What is a Signed Agent Card and do I need one?

A Signed Agent Card uses JWS (RFC 7515) with a detached signature over JSON-canonicalized content (RFC 8785) to cryptographically prove that the card has not been tampered with and originates from the claimed provider. Use it when agents cross trust boundaries: different teams, different clusters, or external partners. For agents communicating entirely within a single cluster under service mesh mTLS, network-level trust may be sufficient without card signatures. At cloud service boundaries - calling Azure AI Foundry or Amazon Bedrock AgentCore - expect signed cards on the other end.

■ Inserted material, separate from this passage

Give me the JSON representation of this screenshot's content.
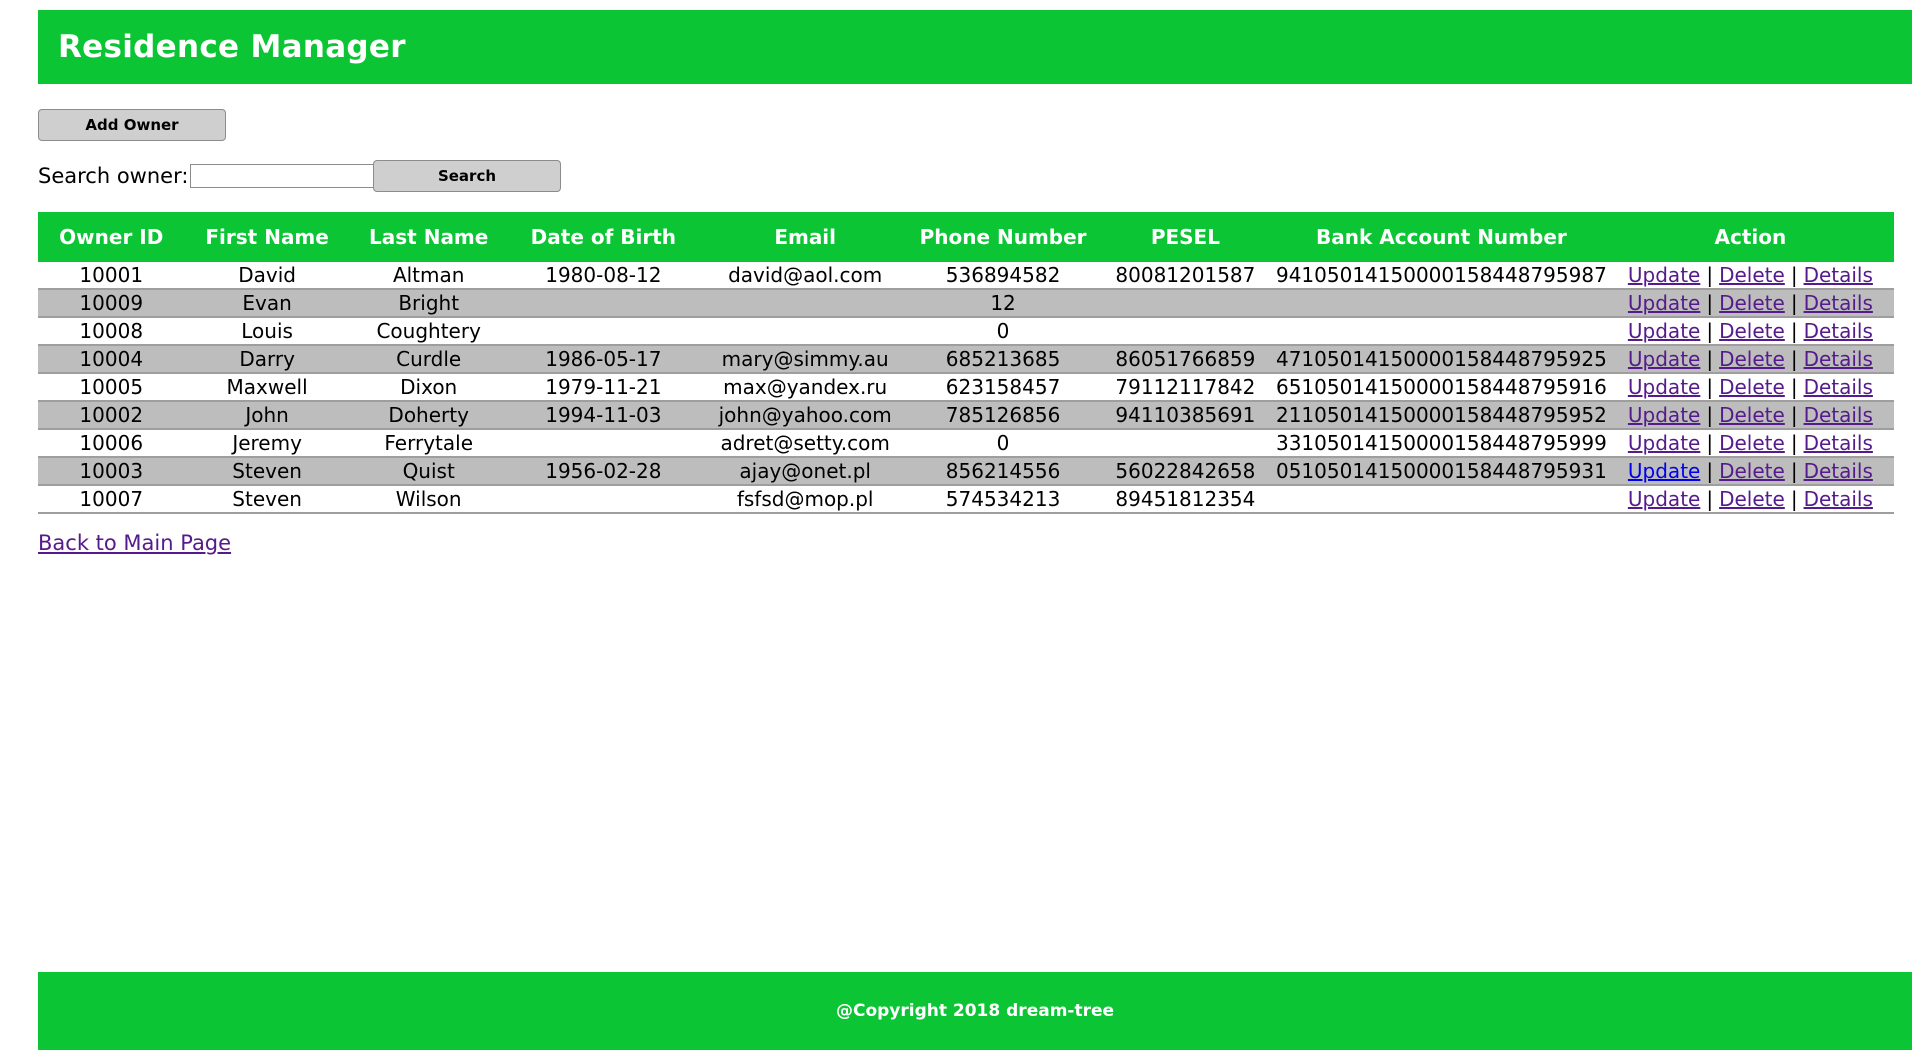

How does A2A relate to MCP? Do I need both?

MCP handles agent-to-tool communication: discovering and invoking APIs, databases, and tools. A2A handles agent-to-agent communication: discovering and delegating tasks to peer agents. Most production agent deployments generate both traffic types simultaneously. A single agent will have MCP outbound calls to tool servers and A2A calls to collaborating agents within the same request. Agent Gateway from the Linux Foundation handles both protocol types through a single data plane, which reduces the number of security policy and observability systems you need to operate.